Division of Rheumatology, Department of Medicine, 900 Veteran Avenue, David Geffen School of Medicine, University of California, Los Angeles, CA 90095-1670, USA.
Nat Rev Rheumatol. 2010 Dec;6(12):683-92. doi: 10.1038/nrrheum.2010.176. Epub 2010 Nov 9.
Our understanding of the genetic basis of systemic lupus erythematosus (SLE) has been rapidly advanced using large-scale, case-control, candidate gene studies as well as genome-wide association studies during the past 3 years. These techniques have identified more than 30 robust genetic associations with SLE including genetic variants of HLA and Fcγ receptor genes, IRF5, STAT4, PTPN22, TNFAIP3, BLK, BANK1, TNFSF4 and ITGAM. Most SLE-associated gene products participate in key pathogenic pathways, including Toll-like receptor and type I interferon signaling pathways, immune regulation pathways and those that control the clearance of immune complexes. Disease-associated loci that have not yet been demonstrated to have important functions in the immune system might provide new clues to the underlying molecular mechanisms that contribute to the pathogenesis or progression of SLE. Of note, genetic risk factors that are shared between SLE and other immune-related diseases highlight common pathways in the pathophysiology of these diseases, and might provide innovative molecular targets for therapeutic interventions.
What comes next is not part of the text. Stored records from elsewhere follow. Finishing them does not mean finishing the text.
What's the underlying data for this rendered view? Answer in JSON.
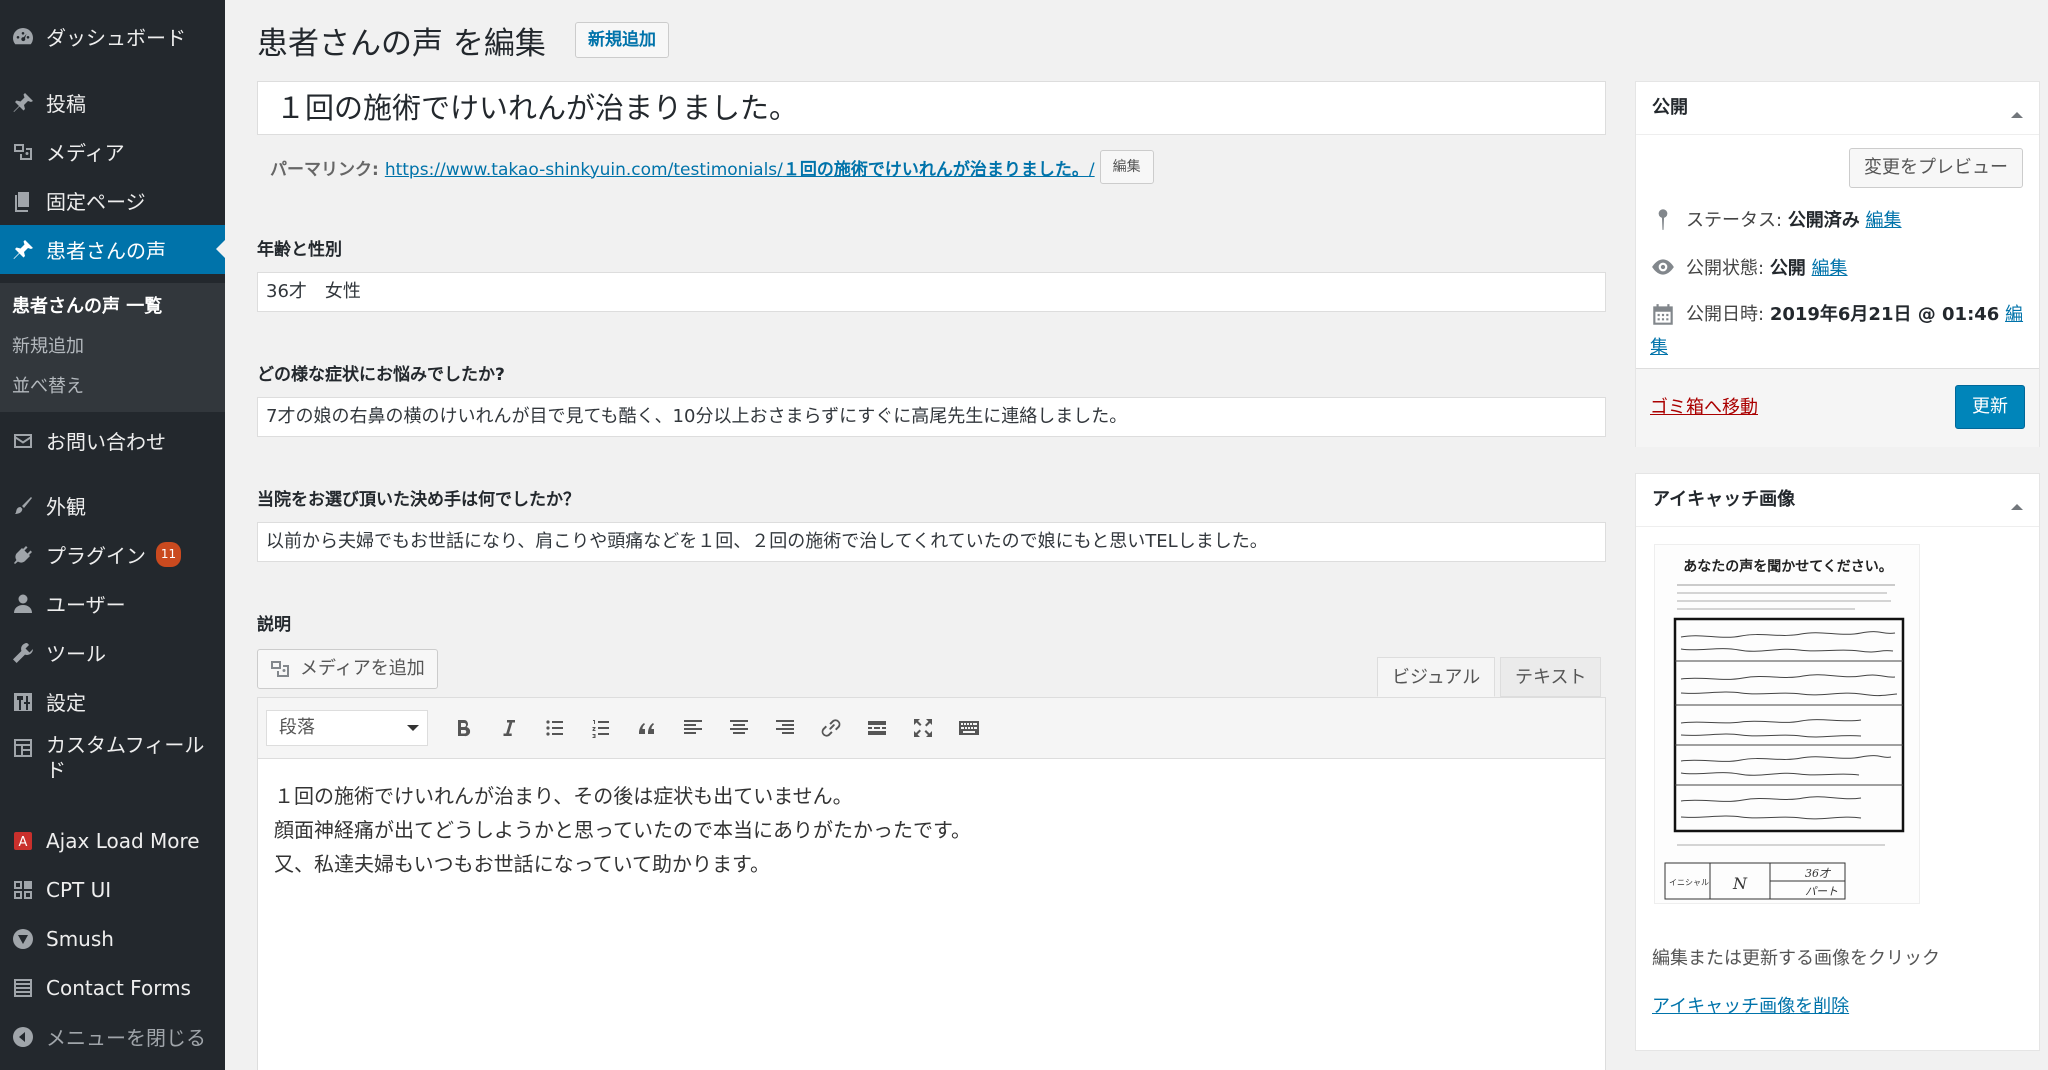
{
  "sidebar": {
    "items": [
      {
        "label": "ダッシュボード",
        "icon": "dashboard-icon"
      },
      {
        "label": "投稿",
        "icon": "pin-icon"
      },
      {
        "label": "メディア",
        "icon": "media-icon"
      },
      {
        "label": "固定ページ",
        "icon": "page-icon"
      },
      {
        "label": "患者さんの声",
        "icon": "pin-icon"
      },
      {
        "label": "お問い合わせ",
        "icon": "mail-icon"
      },
      {
        "label": "外観",
        "icon": "brush-icon"
      },
      {
        "label": "プラグイン",
        "icon": "plugin-icon",
        "badge": "11"
      },
      {
        "label": "ユーザー",
        "icon": "user-icon"
      },
      {
        "label": "ツール",
        "icon": "wrench-icon"
      },
      {
        "label": "設定",
        "icon": "settings-icon"
      },
      {
        "label": "カスタムフィールド",
        "icon": "custom-fields-icon"
      },
      {
        "label": "Ajax Load More",
        "icon": "ajax-load-more-icon"
      },
      {
        "label": "CPT UI",
        "icon": "cpt-ui-icon"
      },
      {
        "label": "Smush",
        "icon": "smush-icon"
      },
      {
        "label": "Contact Forms",
        "icon": "contact-forms-icon"
      },
      {
        "label": "メニューを閉じる",
        "icon": "collapse-icon"
      }
    ],
    "submenu": [
      "患者さんの声 一覧",
      "新規追加",
      "並べ替え"
    ]
  },
  "header": {
    "title": "患者さんの声 を編集",
    "add_new": "新規追加"
  },
  "post": {
    "title": "１回の施術でけいれんが治まりました。",
    "permalink_label": "パーマリンク:",
    "permalink_base": "https://www.takao-shinkyuin.com/testimonials/",
    "permalink_slug": "１回の施術でけいれんが治まりました。",
    "permalink_suffix": "/",
    "permalink_edit": "編集"
  },
  "fields": [
    {
      "label": "年齢と性別",
      "value": "36才　女性"
    },
    {
      "label": "どの様な症状にお悩みでしたか?",
      "value": "7才の娘の右鼻の横のけいれんが目で見ても酷く、10分以上おさまらずにすぐに高尾先生に連絡しました。"
    },
    {
      "label": "当院をお選び頂いた決め手は何でしたか？",
      "value": "以前から夫婦でもお世話になり、肩こりや頭痛などを１回、２回の施術で治してくれていたので娘にもと思いTELしました。"
    },
    {
      "label": "説明"
    }
  ],
  "editor": {
    "add_media": "メディアを追加",
    "tab_visual": "ビジュアル",
    "tab_text": "テキスト",
    "format": "段落",
    "lines": [
      "１回の施術でけいれんが治まり、その後は症状も出ていません。",
      "顔面神経痛が出てどうしようかと思っていたので本当にありがたかったです。",
      "又、私達夫婦もいつもお世話になっていて助かります。"
    ]
  },
  "publish": {
    "title": "公開",
    "preview": "変更をプレビュー",
    "status_label": "ステータス:",
    "status_value": "公開済み",
    "visibility_label": "公開状態:",
    "visibility_value": "公開",
    "date_label": "公開日時:",
    "date_value": "2019年6月21日 @ 01:46",
    "edit": "編集",
    "edit_head": "編",
    "edit_tail": "集",
    "trash": "ゴミ箱へ移動",
    "update": "更新"
  },
  "thumbnail": {
    "title": "アイキャッチ画像",
    "caption": "編集または更新する画像をクリック",
    "remove": "アイキャッチ画像を削除",
    "image_heading": "あなたの声を聞かせてください。",
    "image_initial_label": "イニシャル",
    "image_initial_value": "N",
    "image_age_value": "36才",
    "image_job_value": "パート"
  },
  "colors": {
    "sidebar_bg": "#23282d",
    "accent": "#0073aa",
    "update_button": "#0085ba",
    "trash": "#aa0000",
    "badge": "#ca4a1f"
  }
}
在过去的 3 年中,我们使用大规模病例对照候选基因研究和全基因组关联研究,迅速推进了对系统性红斑狼疮(SLE)遗传基础的认识。这些技术已经确定了 30 多个与 SLE 相关的可靠遗传关联,包括 HLA 和 Fcγ 受体基因、IRF5、STAT4、PTPN22、TNFAIP3、BLK、BANK1、TNFSF4 和 ITGAM 的遗传变异。大多数与 SLE 相关的基因产物参与关键的致病途径,包括 Toll 样受体和 I 型干扰素信号通路、免疫调节途径以及控制免疫复合物清除的途径。尚未证明与免疫系统有重要功能的疾病相关基因座可能为导致 SLE 发病或进展的潜在分子机制提供新的线索。值得注意的是,SLE 和其他免疫相关疾病之间共享的遗传风险因素突出了这些疾病病理生理学中的共同途径,并可能为治疗干预提供创新的分子靶点。